The idea that the Babylonians believed in a solid structure, combined with the idea that the Bible writers were influenced by Babylonian cosmology, led to the idea that raqia meant a solid vault. Soon, Hebrew lexicons and Bible commentaries began to reflect this idea that the raqia was a solid vault or dome, likely composed of metal.

But there are valid objections to this theory. For example, conservative Christians have long believed that Moses wrote the Book of Genesis around 1,500 B.C., well before the Enuma Elish was written; hence, Genesis could not have been influenced by it, much less by any cosmological notions from a thousand years later.

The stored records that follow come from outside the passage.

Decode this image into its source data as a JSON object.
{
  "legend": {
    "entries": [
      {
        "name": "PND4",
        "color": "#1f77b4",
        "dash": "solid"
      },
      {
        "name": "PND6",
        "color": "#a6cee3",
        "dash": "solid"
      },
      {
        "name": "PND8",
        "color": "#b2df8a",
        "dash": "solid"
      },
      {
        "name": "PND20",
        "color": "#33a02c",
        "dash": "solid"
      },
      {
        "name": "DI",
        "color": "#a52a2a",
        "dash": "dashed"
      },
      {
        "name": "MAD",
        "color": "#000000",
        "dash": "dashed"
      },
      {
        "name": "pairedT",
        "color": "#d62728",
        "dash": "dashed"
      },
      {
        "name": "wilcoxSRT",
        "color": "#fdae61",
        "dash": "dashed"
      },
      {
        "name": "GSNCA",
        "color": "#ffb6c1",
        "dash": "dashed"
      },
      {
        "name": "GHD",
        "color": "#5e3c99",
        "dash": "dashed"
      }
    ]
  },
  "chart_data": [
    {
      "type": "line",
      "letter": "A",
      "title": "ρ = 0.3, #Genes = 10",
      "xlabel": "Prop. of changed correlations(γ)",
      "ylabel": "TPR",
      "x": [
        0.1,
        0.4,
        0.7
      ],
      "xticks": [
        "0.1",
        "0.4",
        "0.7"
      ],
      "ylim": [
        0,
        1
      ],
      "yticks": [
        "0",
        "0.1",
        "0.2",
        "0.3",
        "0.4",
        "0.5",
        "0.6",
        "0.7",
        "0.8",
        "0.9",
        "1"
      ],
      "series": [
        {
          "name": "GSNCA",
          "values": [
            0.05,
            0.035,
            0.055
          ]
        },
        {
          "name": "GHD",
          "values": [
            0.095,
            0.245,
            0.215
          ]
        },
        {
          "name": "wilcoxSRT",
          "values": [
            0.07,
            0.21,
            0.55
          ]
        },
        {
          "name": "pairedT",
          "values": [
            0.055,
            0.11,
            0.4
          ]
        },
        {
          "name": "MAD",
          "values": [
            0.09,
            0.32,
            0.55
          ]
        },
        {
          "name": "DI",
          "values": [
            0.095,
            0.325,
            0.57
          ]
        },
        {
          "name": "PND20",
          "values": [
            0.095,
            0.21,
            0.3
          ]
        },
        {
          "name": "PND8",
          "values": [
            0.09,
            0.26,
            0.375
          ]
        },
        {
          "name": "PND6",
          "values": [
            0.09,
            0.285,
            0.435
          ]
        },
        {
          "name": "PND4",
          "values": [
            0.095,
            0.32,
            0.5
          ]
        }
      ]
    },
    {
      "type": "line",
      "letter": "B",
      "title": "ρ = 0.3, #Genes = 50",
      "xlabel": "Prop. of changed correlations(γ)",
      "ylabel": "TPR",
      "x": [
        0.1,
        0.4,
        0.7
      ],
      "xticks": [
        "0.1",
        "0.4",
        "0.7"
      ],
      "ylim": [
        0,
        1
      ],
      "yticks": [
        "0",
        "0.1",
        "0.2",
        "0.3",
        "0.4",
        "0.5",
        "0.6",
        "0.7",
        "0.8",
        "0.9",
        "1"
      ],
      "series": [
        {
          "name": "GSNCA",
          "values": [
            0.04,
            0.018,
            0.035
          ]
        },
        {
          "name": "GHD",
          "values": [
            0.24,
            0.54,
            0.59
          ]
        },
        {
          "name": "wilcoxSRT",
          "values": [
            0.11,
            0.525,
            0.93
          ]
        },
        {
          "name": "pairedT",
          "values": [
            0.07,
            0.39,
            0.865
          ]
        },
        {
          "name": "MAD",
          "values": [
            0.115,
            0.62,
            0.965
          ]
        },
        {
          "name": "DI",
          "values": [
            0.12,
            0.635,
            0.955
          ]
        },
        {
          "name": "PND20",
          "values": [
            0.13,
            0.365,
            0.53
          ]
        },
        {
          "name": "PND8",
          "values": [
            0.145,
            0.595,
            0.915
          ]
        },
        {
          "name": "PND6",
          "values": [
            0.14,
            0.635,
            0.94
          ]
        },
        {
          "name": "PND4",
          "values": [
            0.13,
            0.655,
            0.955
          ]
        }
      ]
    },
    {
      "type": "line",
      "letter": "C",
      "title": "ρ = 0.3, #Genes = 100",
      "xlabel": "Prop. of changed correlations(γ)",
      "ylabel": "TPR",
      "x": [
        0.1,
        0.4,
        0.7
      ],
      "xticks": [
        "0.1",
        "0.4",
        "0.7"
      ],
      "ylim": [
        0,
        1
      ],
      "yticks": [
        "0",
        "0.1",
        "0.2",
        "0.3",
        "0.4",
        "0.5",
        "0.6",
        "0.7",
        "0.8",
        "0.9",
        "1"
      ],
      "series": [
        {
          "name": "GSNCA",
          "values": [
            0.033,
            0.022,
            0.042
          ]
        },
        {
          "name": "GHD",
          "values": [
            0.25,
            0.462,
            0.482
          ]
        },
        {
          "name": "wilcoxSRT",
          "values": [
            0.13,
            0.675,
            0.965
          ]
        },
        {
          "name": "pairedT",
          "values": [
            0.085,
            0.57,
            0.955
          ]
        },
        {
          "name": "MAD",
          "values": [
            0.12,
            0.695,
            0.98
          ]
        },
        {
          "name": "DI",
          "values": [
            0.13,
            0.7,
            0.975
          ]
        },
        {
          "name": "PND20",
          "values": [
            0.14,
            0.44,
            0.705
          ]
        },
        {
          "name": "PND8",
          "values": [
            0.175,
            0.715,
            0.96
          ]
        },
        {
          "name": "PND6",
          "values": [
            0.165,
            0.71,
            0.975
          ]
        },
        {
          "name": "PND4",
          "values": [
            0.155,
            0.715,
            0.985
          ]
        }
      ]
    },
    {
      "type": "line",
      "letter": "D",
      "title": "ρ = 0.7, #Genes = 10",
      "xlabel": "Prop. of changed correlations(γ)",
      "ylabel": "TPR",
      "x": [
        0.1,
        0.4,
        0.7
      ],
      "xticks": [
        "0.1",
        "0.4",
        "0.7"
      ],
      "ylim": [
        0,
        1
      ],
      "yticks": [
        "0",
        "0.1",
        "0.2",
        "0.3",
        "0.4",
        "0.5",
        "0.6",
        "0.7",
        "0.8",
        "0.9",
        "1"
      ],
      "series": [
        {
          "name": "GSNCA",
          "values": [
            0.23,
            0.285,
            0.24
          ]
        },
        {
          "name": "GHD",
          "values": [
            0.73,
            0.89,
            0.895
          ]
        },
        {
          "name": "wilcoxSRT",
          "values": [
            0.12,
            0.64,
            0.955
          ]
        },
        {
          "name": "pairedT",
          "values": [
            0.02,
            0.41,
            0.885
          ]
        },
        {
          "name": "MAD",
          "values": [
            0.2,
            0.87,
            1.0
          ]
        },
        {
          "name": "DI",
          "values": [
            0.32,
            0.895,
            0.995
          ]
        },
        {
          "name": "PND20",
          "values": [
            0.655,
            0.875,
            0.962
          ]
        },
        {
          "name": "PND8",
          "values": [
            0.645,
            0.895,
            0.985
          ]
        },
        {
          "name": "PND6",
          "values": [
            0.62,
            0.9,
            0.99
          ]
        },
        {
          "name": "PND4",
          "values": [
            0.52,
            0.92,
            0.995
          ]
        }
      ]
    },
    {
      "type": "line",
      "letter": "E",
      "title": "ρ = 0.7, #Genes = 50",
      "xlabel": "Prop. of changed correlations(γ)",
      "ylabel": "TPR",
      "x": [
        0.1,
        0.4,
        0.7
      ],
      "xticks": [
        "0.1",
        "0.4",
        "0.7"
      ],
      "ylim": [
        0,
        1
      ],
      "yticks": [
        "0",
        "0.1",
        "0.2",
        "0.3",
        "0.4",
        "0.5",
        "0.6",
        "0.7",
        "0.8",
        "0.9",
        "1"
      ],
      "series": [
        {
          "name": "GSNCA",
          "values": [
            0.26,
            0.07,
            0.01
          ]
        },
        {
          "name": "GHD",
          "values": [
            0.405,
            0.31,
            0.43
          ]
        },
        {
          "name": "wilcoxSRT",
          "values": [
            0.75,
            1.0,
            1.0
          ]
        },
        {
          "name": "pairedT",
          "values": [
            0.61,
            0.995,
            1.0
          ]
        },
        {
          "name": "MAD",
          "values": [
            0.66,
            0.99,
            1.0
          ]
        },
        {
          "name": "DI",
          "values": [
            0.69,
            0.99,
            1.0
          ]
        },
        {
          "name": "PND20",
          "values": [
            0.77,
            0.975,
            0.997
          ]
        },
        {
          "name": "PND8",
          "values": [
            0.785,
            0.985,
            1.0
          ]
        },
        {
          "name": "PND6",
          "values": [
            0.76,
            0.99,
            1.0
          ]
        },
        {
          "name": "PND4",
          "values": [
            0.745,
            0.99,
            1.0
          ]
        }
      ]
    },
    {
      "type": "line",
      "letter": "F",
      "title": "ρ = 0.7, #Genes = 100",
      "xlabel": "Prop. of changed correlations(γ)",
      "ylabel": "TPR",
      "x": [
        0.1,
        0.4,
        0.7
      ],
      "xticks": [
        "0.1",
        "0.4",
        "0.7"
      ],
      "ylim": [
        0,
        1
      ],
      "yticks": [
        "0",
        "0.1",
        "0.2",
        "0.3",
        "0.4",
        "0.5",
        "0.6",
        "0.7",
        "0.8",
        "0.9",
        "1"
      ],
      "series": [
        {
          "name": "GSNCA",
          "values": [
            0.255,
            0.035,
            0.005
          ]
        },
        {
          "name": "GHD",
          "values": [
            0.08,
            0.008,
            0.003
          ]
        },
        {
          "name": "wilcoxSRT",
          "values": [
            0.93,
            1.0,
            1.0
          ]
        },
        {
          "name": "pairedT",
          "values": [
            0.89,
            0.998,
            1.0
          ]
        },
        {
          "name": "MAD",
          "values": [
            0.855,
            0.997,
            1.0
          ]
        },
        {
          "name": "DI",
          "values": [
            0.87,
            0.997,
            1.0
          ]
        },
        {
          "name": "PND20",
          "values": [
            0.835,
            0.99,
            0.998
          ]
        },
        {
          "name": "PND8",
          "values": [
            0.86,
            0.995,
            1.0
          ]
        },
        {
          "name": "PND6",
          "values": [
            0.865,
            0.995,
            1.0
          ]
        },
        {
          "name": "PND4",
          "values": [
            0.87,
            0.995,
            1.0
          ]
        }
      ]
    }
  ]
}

Another problem is that there is no evidence that the Babylonians believed in a solid vault or dome. In 1975, when Assyriologist W. G. Lambert re-examined this issue, he found there was no evidence for the idea that the Babylonians conceived of the sky as a solid vault. The only “evidence” was Peter Jensen's unjustified translation of the term in Enuma Elish as “heavenly vault.” Lambert thought there was some support for the notion that the ancient Babylonians viewed the cosmos as a series of flat, superimposed layers of the same size separated by space, held together by rope. But there was no dome or vault in Babylonian cosmology.

The larger and more basic problem with the raqia-as-solid-dome theory is that it assumes that the Bible can reflect only the human wisdom and knowledge of its writers. The assumption is that whatever the cosmology of the ancient Near East, it must be reflected in the Scriptures. The conclusion flows from the premise. 

But this idea ignores the Bible's own claim that all Scripture is inspired by God (theopneustos, literally “God-breathed”) (2 Timothy 3:16). If “holy men of old spake as they were moved by the Holy Spirit” (2 Peter 1:21), then Scripture will reflect more than human wisdom. We err if we assume that it reflects only the flawed cosmology of some ancient culture.

The bottom line is that there is no real reason to accept the notion that the inspired writer of Genesis was trying to communicate a solid dome or vault by his use of the term “raqia.” If he had wanted to communicate that idea, he would have a used an appropriate word, instead of a word that simply means “expanse,” which he then paired with “the heavens.”  God created the expanse of the sky, in which the birds fly. 

As usual, Scripture is shown to be accurate, and her critics are refuted.  The Bible is an anvil that has worn out many hammers.